Neste sentido, Bruner (1986) relata estudos que mostram que macacos criados isoladamente, aos quais são dadas oportunidades de brincar vinte minutos diários com outros macacos, não são prejudicados em sua capacidade intelectual e em sua sociabilidade, diferentemente de outros animais completamente isolados. Almy, em 1967, já afirmava que havia evidências substanciais de que tanto crianças quanto animais privados de oportunidades para brincar, apresentam dificuldades para a aprendizagem, quando comparados àqueles que têm liberdade para brincar e explorar.

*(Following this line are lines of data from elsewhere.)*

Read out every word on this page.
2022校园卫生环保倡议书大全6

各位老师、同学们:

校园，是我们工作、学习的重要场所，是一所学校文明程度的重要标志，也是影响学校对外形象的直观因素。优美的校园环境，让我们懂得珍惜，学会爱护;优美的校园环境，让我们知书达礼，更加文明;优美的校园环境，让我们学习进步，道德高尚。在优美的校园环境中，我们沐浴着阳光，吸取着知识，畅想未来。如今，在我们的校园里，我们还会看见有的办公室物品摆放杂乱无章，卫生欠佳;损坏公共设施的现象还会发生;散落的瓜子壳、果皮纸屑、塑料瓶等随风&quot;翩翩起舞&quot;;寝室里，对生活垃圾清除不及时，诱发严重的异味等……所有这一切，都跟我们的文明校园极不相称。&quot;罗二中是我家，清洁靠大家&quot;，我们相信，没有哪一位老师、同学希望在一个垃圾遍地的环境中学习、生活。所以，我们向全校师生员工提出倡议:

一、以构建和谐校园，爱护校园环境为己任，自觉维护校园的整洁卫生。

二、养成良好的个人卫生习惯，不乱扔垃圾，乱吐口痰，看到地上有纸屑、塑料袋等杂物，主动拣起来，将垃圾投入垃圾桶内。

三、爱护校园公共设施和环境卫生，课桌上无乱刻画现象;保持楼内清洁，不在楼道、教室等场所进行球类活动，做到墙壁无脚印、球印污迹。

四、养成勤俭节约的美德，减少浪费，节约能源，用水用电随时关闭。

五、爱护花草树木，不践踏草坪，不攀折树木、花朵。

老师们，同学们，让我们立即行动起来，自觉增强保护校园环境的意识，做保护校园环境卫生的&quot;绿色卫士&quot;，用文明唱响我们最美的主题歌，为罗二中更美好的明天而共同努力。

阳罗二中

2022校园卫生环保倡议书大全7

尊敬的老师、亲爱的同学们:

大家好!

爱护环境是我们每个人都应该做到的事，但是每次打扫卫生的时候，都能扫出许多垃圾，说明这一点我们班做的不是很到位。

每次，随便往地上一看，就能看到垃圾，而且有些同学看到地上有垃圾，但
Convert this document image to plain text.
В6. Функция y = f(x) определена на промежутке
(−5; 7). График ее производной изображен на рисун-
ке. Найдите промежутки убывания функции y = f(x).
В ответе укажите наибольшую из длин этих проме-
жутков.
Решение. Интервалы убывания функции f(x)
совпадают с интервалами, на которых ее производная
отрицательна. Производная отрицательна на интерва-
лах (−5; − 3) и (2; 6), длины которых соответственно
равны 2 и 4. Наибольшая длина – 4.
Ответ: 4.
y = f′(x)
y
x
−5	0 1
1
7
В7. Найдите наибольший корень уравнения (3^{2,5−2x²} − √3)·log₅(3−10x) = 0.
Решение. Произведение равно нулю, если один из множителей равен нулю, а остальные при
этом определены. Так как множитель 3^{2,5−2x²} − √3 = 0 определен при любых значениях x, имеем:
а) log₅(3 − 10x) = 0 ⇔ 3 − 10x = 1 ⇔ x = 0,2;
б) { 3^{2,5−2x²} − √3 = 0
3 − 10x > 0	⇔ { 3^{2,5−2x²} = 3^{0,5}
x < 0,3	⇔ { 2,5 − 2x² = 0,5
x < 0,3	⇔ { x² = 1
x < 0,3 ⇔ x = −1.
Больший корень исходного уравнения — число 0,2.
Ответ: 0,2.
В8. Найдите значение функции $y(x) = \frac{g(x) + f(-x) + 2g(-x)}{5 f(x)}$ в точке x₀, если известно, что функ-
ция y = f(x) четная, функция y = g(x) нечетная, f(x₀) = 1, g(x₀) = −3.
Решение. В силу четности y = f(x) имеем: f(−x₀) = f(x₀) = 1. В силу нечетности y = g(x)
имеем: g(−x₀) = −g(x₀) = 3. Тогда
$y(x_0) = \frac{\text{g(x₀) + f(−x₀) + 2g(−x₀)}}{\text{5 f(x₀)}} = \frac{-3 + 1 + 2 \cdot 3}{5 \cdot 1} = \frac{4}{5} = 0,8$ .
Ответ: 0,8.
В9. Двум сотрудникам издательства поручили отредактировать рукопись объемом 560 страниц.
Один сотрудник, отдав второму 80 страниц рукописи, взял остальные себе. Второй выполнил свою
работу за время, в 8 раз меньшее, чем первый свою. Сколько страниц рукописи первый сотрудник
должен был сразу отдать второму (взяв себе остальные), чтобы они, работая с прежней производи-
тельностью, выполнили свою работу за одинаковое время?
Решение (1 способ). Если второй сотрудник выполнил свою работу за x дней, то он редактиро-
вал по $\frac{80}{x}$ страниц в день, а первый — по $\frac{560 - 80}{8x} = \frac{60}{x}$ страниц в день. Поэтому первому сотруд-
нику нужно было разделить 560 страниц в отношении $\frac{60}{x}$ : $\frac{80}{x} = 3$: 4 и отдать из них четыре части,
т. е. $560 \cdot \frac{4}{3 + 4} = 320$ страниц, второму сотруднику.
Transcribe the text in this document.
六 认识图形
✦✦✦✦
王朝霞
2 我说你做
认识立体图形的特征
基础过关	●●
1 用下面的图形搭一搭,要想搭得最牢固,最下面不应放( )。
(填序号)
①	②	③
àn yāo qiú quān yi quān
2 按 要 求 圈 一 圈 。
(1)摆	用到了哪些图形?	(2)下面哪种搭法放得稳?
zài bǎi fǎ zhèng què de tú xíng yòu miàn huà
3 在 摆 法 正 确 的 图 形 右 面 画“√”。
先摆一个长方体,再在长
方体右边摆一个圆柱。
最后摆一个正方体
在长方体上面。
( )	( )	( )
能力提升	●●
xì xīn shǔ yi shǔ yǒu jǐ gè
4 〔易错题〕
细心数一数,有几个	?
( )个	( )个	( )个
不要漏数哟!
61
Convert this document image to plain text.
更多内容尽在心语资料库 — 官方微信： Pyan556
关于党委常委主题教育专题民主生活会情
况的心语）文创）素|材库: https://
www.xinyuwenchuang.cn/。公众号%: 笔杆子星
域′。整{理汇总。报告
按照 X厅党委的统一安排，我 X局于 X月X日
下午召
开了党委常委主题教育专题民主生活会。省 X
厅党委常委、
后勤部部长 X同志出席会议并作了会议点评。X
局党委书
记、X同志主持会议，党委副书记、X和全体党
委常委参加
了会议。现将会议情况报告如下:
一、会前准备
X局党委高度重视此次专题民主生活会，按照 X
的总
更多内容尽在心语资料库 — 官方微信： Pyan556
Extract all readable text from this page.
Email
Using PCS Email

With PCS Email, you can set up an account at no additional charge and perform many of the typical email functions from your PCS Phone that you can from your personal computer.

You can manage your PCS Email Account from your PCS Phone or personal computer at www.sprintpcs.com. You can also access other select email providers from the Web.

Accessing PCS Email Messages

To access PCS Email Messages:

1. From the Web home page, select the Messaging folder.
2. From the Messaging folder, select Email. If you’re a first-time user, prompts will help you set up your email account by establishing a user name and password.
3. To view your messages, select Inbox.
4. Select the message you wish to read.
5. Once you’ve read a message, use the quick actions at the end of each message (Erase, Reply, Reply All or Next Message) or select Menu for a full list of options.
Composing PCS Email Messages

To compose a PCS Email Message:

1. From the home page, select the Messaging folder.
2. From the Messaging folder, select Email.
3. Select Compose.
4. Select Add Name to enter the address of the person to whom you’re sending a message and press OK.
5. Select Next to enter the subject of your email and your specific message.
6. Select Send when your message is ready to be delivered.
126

Segundo Limongi (2001, p. 196), “[...] durante o período sensório-motor, a criança construirá os conceitos práticos de tempo, espaço, causa, classificação e seriação”. Finnie (1980), neste mesmo sentido, afirma que é por meio da manipulação do seu próprio corpo e dos objetos que a cercam desde o nascimento que uma criança normal aprende como o mundo funciona e como pode agir sobre ele. Aprende, assim, as diferentes texturas, pesos, tamanhos, cores, a forma de manipular cada objeto, a posição em que se encontram ou são colocados (em cima, embaixo, dos lados, dentro ou fora), aprende a calcular distâncias e tem a oportunidade de experimentar diferentes posições de seu próprio corpo em relação ao espaço.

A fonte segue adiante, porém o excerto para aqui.